Danilo: Assim como muitas autoras da atualidade, você também é mãe e esposa em tempo integral. De que maneira consegue administrar a agenda e conciliar os compromissos da vida pública e da privada?
Manuela:
A minha vida de mãe e esposa é bem mais colorida do que minhas páginas pesadas. São dois mundos diferentes, mas que me completam e me realizam como pessoa. Prefiro deixar os devaneios para os personagens fictícios. Escrevo quando meus filhos estão na escola e só paro na hora de buscá-los. Ao fechar meu computador, penso: “Vamos guardar a loucura agora, né?”. Então, coloco a criatividade em uma caixinha e só a abro de novo ao contar historinhas para as crianças dormirem.

Danilo: O seu novo livro, “Tempestade”, tem o aval de um dos novos autores de suspense mais comentados mundialmente, Josh Malerman, autor de “Caixa de Pássaros”. Como foi receber esse reconhecimento? 
Manuela:
Tive a oportunidade de conhecer o Josh Malerman, e sua noiva, na Bienal do Rio de Janeiro, em 2015. Como sou grande admiradora do trabalho dele, decidi me apresentar. Conversamos um pouco e, desde então, mantivemos certo contato. Por isso, enviei os textos que produzi para que ele pudesse analisar. Para falar a verdade, nem imaginei que fosse ler. Seria até compreensível, por causa da quantidade de obras que ele deve receber. Assim, foi uma surpresa quando recebi o elogio. A princípio, nem acreditei. Depois, até gritei de alegria. Lembro com exatidão do dia em que a mensagem chegou no meu celular: “Manuela Titoto tem uma fabulosa trinca de espadas na mão; atitude, lirismo e a cortada perfeita”. Fiquei muito feliz e honrada. Pedi autorização para colocá-la na capa do livro e ele autorizou. 

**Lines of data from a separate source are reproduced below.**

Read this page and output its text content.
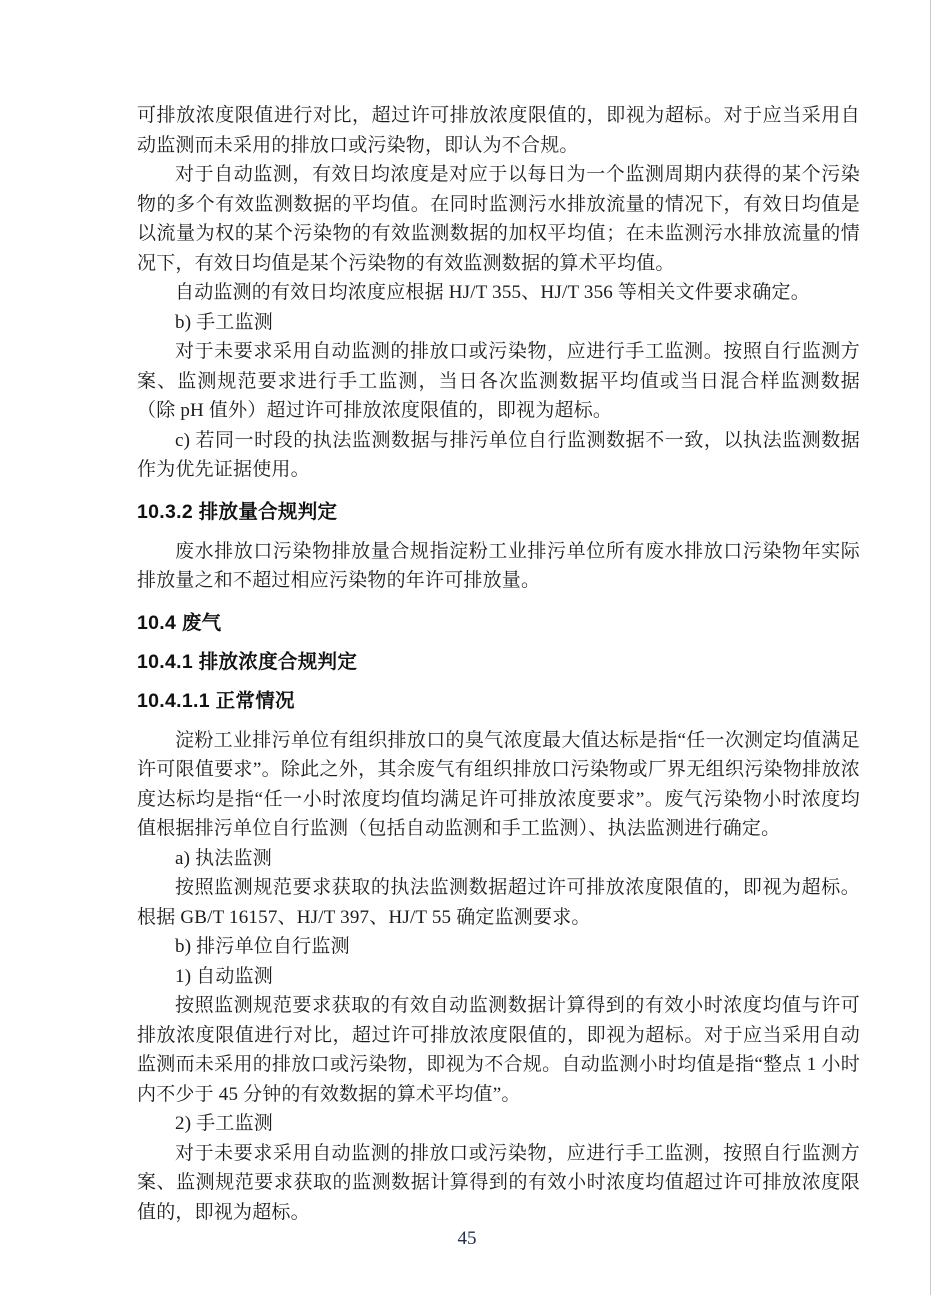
可排放浓度限值进行对比，超过许可排放浓度限值的，即视为超标。对于应当采用自动监测而未采用的排放口或污染物，即认为不合规。

对于自动监测，有效日均浓度是对应于以每日为一个监测周期内获得的某个污染物的多个有效监测数据的平均值。在同时监测污水排放流量的情况下，有效日均值是以流量为权的某个污染物的有效监测数据的加权平均值；在未监测污水排放流量的情况下，有效日均值是某个污染物的有效监测数据的算术平均值。

自动监测的有效日均浓度应根据 HJ/T 355、HJ/T 356 等相关文件要求确定。

b) 手工监测

对于未要求采用自动监测的排放口或污染物，应进行手工监测。按照自行监测方案、监测规范要求进行手工监测，当日各次监测数据平均值或当日混合样监测数据（除 pH 值外）超过许可排放浓度限值的，即视为超标。

c) 若同一时段的执法监测数据与排污单位自行监测数据不一致，以执法监测数据作为优先证据使用。

10.3.2 排放量合规判定

废水排放口污染物排放量合规指淀粉工业排污单位所有废水排放口污染物年实际排放量之和不超过相应污染物的年许可排放量。

10.4 废气
10.4.1 排放浓度合规判定
10.4.1.1 正常情况

淀粉工业排污单位有组织排放口的臭气浓度最大值达标是指“任一次测定均值满足许可限值要求”。除此之外，其余废气有组织排放口污染物或厂界无组织污染物排放浓度达标均是指“任一小时浓度均值均满足许可排放浓度要求”。废气污染物小时浓度均值根据排污单位自行监测（包括自动监测和手工监测）、执法监测进行确定。

a) 执法监测

按照监测规范要求获取的执法监测数据超过许可排放浓度限值的，即视为超标。根据 GB/T 16157、HJ/T 397、HJ/T 55 确定监测要求。

b) 排污单位自行监测

1) 自动监测

按照监测规范要求获取的有效自动监测数据计算得到的有效小时浓度均值与许可排放浓度限值进行对比，超过许可排放浓度限值的，即视为超标。对于应当采用自动监测而未采用的排放口或污染物，即视为不合规。自动监测小时均值是指“整点 1 小时内不少于 45 分钟的有效数据的算术平均值”。

2) 手工监测

对于未要求采用自动监测的排放口或污染物，应进行手工监测，按照自行监测方案、监测规范要求获取的监测数据计算得到的有效小时浓度均值超过许可排放浓度限值的，即视为超标。

45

Danilo: Suas histórias têm muitos mistérios, assassinatos e reviravoltas. Por que os leitores são tão atraídos pelo que dá medo?
A jornalista Paula Zuliani acompanhou o bate-papo entre Manuela e DaniloManuela:
Desde que o homem se entende por homem, ele é fascinado pelo medo, sentimento base de toda mitologia grega e romana. Qual a razão? O medo é o desconhecido, é o que vai além da compreensão. Ele nos faz ficar em estado de alerta, de sobrevivência. De uma maneira instintiva, vinda da herança evolutiva, o homem tem interesse pelo que não conhece porque não sabe como se defender. Por isso, as pessoas se sentavam ao redor da fogueira para trocar informações, relatos e experiências. O que é seguro? O que não é? Não é preciso ser picado por uma cobra para saber que o bicho comprido e que se arrasta pelo chão pode matar. Não é preciso comer a planta que forma cachinhos redondos e vermelhos para saber que é venenosa. Não é preciso colocar a mão no fogo para saber que queima. Alguém já contou o que pode acontecer. O conhecimento é passado por histórias. Isso explica porque somos tão deslumbrados por elas. Um sistema de autodefesa permitido pelo córtex pré-frontal. Se a premissa de uma história é clichê e batida, por que não nos interessa? Porque sabemos o final, então, não vai nos acrescentar em nada. No mistério, como o temor é palpável, o perigo é iminente e o enigma é claro, a curiosidade é ainda maior. Temos receio de tudo o que possa nos ameaçar. Depois que o medo é destrinchado — em geral, no último capítulo —, a sensação é a de satisfação. Pensamos: “Se algum dia eu estiver na mesma situação, saberei como sair dela”.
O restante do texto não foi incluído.